Previously, Mara completed her bachelor’s degree in geography. Many problems were discussed at the university: “But I noticed that it didn’t lead to anything. It all felt very pointless.” The little town of Lützerath, an hour west of Cologne between farmland and the forty-eight square kilometer opencast mine that looks as if a meteorite had struck, was the end of the search for meaning. Not just for her.
Doubts about the RWE deal
Those who came here like Mara now call the hamlet, abandoned by its original inhabitants, home. Tree houses adorn the thick trunks of the few trees that stand here. The activists have built small villages with wooden huts around the center, in which a twenty-meter-high wooden tower reaches into the sky. Districts have emerged. They bear the names Auenland, Wäldchen or Hüttendorf. There is a kitchen for everyone, community tents, Corona room, studio and concert stage. But how long?

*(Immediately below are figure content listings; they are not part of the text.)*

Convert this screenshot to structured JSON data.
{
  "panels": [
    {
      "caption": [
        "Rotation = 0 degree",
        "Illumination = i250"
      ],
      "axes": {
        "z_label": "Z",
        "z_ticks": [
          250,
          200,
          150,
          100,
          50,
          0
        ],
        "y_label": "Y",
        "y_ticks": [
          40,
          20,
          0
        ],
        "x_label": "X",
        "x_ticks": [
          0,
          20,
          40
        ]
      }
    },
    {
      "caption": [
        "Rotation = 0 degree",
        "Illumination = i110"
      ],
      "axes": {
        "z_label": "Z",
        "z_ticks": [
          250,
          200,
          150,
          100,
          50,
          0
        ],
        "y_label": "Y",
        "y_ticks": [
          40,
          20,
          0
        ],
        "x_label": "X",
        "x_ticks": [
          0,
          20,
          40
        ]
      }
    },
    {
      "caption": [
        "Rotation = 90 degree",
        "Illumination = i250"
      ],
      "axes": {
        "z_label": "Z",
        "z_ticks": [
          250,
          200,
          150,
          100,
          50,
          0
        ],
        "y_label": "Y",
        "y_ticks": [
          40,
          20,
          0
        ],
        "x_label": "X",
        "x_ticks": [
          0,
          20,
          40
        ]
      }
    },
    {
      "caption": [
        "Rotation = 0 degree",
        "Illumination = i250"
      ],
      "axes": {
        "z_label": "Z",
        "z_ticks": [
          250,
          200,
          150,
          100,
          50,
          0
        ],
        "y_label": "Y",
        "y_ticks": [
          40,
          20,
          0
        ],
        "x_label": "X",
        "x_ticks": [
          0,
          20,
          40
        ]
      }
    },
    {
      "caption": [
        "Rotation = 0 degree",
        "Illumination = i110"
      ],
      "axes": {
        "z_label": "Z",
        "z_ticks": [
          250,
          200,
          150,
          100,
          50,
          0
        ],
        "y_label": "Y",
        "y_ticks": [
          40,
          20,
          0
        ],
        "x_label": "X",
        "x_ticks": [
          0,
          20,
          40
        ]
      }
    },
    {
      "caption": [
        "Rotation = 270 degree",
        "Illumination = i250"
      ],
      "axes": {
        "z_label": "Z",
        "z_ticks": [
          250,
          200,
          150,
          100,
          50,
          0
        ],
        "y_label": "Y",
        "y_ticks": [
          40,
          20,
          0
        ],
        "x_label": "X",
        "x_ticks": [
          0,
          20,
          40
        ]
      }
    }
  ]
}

Eckardt Heukamp, the last farmer, recently had to vacate. Heukamp is the origin of everything in Lützerath. He made the protest possible because he was the only one who didn’t want to sell. There is graffiti with his name on the walls. “Thank you Eckardt” is written there. He went to court again and again. Again and again he lost against RWE. Legally, the situation is clear: the energy company has a claim to the area, which has been confirmed by several authorities. Nevertheless, it was surprising for everyone how quickly the Federal Ministry of Economic Affairs led by Robert Habeck (Greens) and that of the state of North Rhine-Westphalia by Mona Neubaur (Greens) announced a deal with RWE, of which hardly anything had previously leaked out.